| Quote #4 Edna had once told Madame Ratignolle that she would never sacrifice herself for her children, or for any one. Then had followed a rather heated argument; the two women did not appear to understand each other or to be talking the same language. Edna tried to appease her friend, to explain. |
There is a certain portion of Edna’s identity – let’s call it the "essential" – which Edna argues belongs only to herself, and that she would never give it up for anyone, not even her children. What is the "essential" part of Edna?
| Quote #5 "The trouble is," sighed the Doctor, grasping her meaning intuitively, that youth is given up to illusions. It seems to be a provision of Nature; a decoy to secure mothers for the race. And Nature takes no account of moral consequences, of arbitrary conditions which we create, and which we feel obliged to maintain at any cost." |
Edna believes it is better to live as an aware and conscious being rather than repress one’s real desires and live according to illusions.

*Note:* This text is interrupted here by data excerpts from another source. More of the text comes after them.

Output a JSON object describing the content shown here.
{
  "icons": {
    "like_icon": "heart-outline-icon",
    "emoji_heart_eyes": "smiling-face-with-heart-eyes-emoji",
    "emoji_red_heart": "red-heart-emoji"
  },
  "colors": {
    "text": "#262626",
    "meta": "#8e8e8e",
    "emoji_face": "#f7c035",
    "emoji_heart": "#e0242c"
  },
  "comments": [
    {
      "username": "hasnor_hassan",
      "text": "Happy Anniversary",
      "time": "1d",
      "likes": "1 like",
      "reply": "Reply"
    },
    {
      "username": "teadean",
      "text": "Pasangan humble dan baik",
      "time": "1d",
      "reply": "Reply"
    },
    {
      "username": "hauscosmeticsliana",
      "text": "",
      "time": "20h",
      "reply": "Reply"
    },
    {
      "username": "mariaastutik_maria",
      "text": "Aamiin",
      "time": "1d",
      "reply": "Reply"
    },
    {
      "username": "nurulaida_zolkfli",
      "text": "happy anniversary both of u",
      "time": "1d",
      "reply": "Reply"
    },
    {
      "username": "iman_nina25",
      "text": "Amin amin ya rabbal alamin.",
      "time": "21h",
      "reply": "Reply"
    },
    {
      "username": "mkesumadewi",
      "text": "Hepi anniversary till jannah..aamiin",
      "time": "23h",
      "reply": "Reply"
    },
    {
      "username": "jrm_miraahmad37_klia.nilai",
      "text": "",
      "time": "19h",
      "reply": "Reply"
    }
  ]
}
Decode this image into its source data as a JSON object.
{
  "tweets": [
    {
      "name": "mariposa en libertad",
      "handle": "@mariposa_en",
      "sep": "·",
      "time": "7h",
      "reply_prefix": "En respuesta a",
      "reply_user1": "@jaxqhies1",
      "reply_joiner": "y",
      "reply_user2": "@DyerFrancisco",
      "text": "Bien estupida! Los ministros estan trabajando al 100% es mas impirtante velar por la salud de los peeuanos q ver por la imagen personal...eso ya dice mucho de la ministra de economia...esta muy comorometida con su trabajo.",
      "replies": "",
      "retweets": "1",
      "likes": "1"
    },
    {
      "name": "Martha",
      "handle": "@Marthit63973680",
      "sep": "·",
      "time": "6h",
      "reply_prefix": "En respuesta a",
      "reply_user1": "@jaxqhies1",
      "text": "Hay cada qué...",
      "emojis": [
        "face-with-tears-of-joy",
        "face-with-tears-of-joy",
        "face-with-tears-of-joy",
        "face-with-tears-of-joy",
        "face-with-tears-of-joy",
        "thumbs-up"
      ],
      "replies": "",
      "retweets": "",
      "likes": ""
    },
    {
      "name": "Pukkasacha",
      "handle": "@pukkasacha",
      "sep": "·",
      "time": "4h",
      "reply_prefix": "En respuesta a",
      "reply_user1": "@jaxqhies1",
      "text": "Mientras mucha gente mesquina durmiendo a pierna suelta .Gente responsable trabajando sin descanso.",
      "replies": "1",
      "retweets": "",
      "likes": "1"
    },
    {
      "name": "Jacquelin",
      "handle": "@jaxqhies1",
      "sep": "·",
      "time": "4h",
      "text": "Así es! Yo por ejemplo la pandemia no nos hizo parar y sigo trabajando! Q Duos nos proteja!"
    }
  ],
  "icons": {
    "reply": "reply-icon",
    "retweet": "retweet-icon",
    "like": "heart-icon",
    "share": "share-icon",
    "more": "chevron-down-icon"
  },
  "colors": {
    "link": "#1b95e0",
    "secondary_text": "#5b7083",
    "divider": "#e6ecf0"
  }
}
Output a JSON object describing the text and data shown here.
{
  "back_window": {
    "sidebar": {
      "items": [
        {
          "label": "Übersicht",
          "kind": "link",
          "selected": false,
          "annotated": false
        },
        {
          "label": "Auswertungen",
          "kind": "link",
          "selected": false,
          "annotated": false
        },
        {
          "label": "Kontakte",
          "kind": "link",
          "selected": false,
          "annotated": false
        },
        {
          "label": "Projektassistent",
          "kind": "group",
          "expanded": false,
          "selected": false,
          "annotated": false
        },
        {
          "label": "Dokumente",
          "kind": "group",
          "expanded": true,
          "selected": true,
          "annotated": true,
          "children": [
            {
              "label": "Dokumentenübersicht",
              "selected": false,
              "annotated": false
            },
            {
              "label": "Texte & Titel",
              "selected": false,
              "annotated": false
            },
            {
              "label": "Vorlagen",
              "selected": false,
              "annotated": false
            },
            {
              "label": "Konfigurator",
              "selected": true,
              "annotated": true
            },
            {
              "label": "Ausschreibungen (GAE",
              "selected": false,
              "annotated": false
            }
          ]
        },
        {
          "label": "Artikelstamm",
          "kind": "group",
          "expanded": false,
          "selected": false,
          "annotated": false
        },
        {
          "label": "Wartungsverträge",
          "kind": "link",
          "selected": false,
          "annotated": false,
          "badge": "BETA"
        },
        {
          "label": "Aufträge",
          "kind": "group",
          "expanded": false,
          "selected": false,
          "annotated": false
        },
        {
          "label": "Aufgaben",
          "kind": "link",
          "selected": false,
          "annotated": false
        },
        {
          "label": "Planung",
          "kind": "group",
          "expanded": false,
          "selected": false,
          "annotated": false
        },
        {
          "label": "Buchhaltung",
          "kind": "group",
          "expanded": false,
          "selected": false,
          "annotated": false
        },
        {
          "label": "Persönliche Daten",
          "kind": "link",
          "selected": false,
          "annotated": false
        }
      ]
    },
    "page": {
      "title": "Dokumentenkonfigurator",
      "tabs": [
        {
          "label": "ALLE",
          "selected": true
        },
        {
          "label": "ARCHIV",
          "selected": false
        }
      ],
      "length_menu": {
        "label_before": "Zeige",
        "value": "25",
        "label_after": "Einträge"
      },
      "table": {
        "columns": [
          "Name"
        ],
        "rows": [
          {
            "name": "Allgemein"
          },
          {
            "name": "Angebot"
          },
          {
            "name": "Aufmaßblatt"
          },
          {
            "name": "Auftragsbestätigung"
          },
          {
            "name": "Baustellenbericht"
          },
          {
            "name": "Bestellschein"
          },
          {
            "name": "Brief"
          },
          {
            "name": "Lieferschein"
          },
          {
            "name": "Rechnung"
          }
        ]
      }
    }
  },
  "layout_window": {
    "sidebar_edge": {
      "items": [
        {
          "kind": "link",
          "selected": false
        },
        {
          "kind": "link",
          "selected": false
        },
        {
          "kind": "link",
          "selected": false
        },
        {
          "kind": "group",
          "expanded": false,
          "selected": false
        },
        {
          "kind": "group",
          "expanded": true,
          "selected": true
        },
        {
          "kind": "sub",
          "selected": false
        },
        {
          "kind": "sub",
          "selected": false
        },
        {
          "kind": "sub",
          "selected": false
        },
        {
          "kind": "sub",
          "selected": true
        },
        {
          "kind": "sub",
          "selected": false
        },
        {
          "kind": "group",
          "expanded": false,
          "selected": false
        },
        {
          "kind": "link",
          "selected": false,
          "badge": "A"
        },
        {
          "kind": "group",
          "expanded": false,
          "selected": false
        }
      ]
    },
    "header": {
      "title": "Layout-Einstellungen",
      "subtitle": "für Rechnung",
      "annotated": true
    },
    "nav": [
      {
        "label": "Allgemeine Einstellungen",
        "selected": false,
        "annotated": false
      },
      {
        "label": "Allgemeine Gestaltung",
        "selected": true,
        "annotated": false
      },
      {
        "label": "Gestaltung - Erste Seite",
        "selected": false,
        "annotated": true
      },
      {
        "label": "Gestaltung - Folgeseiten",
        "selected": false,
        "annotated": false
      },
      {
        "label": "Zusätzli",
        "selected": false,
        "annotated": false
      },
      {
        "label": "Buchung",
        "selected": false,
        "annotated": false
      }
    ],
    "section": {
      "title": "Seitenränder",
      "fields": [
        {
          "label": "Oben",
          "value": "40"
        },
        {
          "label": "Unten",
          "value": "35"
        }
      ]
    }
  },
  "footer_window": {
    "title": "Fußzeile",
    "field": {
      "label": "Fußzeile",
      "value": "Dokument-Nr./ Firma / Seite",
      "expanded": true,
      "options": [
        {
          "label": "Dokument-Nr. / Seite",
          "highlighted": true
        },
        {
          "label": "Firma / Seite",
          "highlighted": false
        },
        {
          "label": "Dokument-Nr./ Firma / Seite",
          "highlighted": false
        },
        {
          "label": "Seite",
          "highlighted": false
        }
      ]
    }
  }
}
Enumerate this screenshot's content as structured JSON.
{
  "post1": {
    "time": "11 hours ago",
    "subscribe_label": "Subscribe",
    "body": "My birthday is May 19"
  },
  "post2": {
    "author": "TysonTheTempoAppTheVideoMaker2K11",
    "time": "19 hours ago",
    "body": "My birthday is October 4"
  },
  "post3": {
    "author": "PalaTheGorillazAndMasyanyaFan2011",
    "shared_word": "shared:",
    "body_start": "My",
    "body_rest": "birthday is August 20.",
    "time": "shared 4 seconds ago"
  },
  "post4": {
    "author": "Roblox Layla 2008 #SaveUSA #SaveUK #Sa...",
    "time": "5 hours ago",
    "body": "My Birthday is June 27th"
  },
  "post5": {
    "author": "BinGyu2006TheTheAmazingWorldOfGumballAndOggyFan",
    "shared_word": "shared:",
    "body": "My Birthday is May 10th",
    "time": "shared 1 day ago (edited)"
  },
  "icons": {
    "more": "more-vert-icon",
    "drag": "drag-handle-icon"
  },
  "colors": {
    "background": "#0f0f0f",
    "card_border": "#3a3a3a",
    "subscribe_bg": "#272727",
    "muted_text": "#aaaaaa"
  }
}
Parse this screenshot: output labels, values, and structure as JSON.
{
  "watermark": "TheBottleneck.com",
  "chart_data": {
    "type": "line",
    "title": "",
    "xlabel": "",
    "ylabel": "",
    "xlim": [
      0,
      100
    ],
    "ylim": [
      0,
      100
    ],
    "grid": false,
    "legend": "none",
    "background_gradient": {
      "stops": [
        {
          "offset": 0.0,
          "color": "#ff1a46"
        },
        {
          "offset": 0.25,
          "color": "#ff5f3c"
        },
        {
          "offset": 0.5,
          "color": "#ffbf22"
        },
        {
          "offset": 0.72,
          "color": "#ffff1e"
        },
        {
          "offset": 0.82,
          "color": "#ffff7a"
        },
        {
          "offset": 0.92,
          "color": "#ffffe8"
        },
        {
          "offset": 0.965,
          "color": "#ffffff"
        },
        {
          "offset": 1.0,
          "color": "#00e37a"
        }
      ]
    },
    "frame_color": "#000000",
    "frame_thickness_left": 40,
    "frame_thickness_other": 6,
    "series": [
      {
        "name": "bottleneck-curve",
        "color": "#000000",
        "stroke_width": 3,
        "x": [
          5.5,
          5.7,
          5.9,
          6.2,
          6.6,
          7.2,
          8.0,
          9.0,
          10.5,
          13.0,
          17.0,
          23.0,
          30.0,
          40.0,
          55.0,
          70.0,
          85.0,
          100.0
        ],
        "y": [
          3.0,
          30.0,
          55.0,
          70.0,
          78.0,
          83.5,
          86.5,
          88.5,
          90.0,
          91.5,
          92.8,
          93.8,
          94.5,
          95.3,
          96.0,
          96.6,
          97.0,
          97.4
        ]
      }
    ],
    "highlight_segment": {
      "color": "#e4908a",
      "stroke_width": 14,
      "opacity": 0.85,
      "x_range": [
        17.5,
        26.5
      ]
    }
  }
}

| Quote #6 There were days when she was very happy without knowing why. She was happy to be alive and breathing, when her whole being seemed to be one with the sunlight, the color, the odors, the luxuriant warmth of some perfect Southern day. She liked then to wander alone into strange and unfamiliar places. She discovered many a sunny, sleepy corner, fashioned to dream in. And she found it good to dream and to be alone and unmolested. |
Edna experiences both the immense joys and terrible sorrows as a newly awakened, conscious woman.